Seventeenth Century Judgment of the Jurors of Romney Marsh Concerning the Sale of Soil for Sea-Wall
Huntington Library Battle Abbey Collections 56 A
Photograph by Tobias Hrynick
Our latest postcard comes courtesy of PhD student Tobias Hrynick:
This July, I was able to attend the Mellon Summer Institute in English Paleography at the Huntington Library in San Marino, California. The Institute consisted of a month of afternoon course-work on reading early modern handwriting, lead by Dr. Heather Wolfe, of the Folger Library. In the mornings, I was able to explore the Huntington’s extensive collection of manorial records of Battle Abbey, a Benedictine foundation in Sussex. The research opportunities and training provided by the Institute have contributed to my ongoing research project on the drainage and agricultural exploitation of south-eastern English marshes, since the Battle Abbey collection at the Huntington contains extensive documentation of Battle’s lands on Pevensey Marsh with occasional reference to other marshes in the region, and because an understanding of early modern hands is a key tool in unraveling the early modern scholarship through which our understanding of medieval marshes has been mediated.

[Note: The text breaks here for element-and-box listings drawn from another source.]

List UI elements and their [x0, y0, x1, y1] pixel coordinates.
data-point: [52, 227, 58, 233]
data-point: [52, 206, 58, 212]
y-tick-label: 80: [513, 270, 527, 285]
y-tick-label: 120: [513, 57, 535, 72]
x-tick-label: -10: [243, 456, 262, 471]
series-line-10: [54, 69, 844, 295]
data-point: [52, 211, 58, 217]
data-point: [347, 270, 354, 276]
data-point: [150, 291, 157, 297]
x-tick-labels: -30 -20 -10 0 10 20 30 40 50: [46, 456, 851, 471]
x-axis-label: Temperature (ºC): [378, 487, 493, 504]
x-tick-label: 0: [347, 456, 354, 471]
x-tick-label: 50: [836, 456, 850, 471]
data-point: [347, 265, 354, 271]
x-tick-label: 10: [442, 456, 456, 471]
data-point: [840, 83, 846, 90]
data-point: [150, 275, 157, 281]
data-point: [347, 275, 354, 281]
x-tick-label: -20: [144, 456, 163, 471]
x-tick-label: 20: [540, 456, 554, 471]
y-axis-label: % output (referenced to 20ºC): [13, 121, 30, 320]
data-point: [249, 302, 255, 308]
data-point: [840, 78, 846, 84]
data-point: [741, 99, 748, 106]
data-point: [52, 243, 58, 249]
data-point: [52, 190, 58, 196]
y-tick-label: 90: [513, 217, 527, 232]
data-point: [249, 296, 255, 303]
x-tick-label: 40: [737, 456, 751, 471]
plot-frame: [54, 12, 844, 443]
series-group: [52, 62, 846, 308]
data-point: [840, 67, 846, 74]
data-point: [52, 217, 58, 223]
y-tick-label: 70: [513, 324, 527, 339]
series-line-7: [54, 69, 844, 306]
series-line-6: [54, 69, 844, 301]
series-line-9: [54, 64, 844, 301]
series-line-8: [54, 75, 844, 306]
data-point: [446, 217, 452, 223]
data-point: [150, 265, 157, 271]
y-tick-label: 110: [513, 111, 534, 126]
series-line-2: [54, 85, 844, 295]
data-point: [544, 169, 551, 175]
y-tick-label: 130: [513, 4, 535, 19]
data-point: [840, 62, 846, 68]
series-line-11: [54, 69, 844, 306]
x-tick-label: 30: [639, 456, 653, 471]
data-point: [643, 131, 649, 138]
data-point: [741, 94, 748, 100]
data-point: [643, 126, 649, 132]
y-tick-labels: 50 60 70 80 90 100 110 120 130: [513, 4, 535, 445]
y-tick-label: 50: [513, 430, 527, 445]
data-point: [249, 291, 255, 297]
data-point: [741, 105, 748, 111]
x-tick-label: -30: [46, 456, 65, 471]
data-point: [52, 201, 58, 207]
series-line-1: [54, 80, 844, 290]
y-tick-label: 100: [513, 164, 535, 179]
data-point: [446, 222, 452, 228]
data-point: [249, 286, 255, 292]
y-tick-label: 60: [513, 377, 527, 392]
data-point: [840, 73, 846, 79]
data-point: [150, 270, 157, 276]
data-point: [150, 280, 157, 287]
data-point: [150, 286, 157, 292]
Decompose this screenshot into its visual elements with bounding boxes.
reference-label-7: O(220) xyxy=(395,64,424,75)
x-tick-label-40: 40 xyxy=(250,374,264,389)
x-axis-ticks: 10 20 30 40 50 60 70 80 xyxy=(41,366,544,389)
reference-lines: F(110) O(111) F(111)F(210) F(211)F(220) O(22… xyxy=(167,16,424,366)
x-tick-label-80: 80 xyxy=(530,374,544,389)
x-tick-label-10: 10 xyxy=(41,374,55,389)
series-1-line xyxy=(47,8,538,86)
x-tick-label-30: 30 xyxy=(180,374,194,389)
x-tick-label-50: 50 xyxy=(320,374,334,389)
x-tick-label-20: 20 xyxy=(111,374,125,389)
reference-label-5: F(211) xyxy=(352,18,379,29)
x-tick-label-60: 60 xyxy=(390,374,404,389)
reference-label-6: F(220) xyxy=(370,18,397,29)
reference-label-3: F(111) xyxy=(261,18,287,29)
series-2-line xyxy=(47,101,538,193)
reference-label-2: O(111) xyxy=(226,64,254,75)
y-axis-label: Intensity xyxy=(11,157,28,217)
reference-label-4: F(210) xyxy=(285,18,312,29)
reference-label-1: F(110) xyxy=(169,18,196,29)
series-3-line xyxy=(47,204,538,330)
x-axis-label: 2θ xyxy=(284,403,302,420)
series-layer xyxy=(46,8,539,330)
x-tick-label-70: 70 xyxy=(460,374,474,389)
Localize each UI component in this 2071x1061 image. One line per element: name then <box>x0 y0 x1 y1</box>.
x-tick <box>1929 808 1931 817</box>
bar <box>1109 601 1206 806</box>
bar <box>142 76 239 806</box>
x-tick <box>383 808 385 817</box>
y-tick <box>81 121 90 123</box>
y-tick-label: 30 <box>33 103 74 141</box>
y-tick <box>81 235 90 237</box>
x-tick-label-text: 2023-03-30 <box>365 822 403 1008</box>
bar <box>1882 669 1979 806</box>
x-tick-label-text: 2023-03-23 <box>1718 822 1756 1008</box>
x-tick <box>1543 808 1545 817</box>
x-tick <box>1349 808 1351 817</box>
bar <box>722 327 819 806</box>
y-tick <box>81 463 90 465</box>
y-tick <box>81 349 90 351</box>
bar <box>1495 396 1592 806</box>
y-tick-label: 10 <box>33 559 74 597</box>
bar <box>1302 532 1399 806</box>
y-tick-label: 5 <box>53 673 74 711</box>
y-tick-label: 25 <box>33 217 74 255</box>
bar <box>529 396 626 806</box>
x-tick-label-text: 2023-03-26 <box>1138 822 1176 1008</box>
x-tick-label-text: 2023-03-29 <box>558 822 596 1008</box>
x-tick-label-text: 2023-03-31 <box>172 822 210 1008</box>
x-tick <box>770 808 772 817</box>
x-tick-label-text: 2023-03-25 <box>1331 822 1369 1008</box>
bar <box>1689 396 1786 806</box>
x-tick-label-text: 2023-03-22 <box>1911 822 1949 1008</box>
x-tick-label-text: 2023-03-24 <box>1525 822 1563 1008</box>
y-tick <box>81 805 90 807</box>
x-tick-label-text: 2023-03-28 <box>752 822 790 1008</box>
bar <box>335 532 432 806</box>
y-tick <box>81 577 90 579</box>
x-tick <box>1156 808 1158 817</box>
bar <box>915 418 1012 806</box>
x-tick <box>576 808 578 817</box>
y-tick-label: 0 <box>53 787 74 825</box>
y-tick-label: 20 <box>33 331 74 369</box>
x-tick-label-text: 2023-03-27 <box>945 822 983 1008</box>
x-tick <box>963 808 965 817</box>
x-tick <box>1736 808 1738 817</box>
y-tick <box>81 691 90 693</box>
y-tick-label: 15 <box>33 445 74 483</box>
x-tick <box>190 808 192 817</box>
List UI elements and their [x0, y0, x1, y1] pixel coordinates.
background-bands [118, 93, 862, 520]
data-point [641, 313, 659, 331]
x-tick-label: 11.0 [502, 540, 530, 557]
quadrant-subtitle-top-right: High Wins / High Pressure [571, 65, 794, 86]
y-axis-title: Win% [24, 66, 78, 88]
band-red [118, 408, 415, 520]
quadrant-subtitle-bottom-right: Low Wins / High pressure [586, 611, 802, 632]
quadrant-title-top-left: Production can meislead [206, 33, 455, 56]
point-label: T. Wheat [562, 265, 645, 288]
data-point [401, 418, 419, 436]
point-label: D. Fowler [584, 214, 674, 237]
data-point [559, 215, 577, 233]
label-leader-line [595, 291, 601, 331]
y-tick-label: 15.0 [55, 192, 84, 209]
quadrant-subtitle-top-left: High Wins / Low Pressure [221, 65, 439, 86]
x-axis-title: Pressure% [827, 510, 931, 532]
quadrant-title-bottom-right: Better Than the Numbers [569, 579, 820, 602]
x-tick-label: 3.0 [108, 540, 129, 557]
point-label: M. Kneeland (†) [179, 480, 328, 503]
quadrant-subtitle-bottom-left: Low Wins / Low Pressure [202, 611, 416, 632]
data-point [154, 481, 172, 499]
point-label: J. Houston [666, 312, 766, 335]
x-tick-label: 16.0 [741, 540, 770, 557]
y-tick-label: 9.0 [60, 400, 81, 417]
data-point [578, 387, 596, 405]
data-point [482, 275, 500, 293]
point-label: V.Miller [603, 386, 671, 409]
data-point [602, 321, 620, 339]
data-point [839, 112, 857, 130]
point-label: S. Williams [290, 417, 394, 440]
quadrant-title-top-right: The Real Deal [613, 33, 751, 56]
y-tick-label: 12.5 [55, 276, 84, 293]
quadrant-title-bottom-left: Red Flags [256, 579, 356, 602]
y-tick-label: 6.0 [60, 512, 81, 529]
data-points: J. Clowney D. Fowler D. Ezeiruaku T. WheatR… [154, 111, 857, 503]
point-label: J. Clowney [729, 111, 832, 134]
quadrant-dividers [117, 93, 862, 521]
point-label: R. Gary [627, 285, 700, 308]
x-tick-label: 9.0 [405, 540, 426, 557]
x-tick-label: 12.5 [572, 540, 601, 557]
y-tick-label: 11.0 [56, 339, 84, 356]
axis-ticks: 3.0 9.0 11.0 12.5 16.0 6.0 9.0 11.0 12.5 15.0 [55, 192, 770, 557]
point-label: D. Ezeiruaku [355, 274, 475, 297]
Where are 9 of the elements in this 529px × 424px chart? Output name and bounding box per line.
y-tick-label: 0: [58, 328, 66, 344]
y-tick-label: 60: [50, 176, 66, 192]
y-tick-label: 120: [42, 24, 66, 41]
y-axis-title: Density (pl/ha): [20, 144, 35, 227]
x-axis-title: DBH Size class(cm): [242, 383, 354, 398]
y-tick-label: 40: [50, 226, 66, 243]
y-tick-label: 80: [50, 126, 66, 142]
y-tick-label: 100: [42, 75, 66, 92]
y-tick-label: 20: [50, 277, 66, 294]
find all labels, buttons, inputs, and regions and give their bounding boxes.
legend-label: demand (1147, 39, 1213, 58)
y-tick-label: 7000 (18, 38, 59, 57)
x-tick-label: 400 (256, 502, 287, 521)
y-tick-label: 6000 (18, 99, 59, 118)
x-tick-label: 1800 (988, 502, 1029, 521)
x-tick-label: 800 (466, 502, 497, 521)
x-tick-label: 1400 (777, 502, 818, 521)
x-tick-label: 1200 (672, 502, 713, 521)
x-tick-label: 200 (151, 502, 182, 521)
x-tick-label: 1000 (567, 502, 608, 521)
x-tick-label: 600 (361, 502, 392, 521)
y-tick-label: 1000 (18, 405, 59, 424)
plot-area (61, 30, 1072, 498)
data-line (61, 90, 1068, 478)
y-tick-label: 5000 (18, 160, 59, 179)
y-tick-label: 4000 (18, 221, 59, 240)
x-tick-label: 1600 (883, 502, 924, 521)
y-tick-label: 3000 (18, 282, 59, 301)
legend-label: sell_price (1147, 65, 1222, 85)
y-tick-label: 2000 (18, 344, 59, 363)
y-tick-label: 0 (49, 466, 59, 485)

Texts from Battle Abbey reveal a number of peculiar features of wetland charters. Notable is the occasional use of the slightly larger Flemish acre to measure wetland holdings, suggestive of influence from the Low Countries in medieval English wetland exploitation. Also interesting is the careful attention given to responsibilities toward marsh drainage when wetlands were being transferred – one gift of marsh to Battle Abbey specified not only that it would be the monks who were responsible for maintaining the drainage ditch on the edge of the property, but even onto which side of the ditch they were to cast dirt when they dredged it.